Du brauchst auch nicht das Wachstum durch kürzen der neuen Triebe zu unterbinden, da die gängigsten Sorten meist langsam wachsen und bei 80cm bis 1,50m Schluß ist.

Ich habe zusätzlich eine Zwergweide am Bachlauf sitzen, die ebenfalls sehr klein bleibt und sich lediglich, wie ein kleiner Schirm, über den Bachlauf reckt. Auch die Harlekinweide gibt es als Hochstämmchen in verschiedenen Größen und sieht supi aus.

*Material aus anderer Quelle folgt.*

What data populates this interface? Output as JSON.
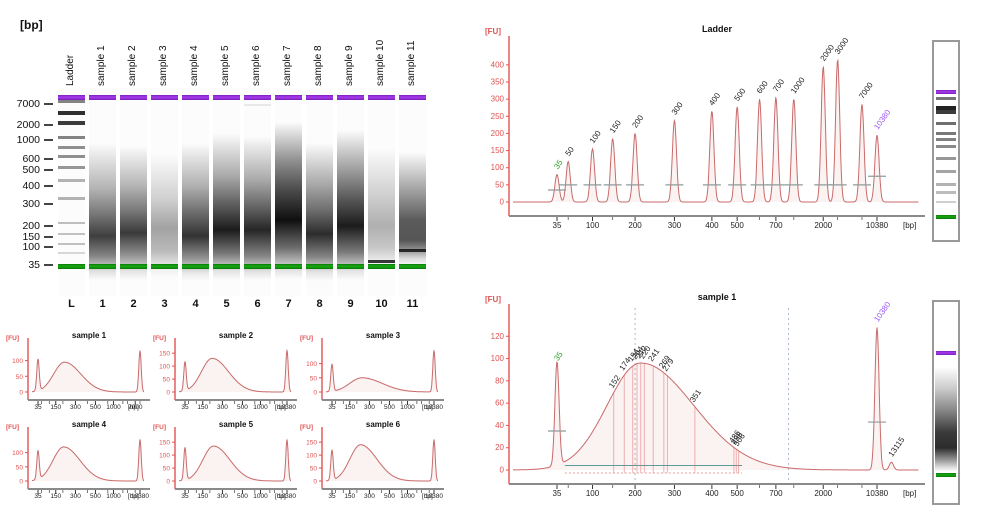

Sieh Dir ggf. auch einmal den Nachtschatte an.
Ich habe 2 Stück in meinem Teich im Uferberreich ( Flachwasser ) sitzen.
Es treiben beide Zweige Richtung Teichmitte und haben wunderschöne Lila Blüten, aus denen sich später rote Beeren entwickeln ( leider giftig bzw. ungeniesbar - Vorsicht bei Kindern )

*Der Bittersüße __ Nachtschatten ist ein Halbstrauch mit violetten Blüten und auffällig gelbem Staubblatt. Die Pflanze wird 30 - 200 cm hoch. Im Spätsommer und Herbst reifen die eiförmigen, roten Früchte heran.

Von "normalen" Bäumen wie __ Ahorn.. rate ich ab, da Du zwar die Triebe kürzen könntest, aber was macht das Wurzelwerk.

Gruß
TJ


----------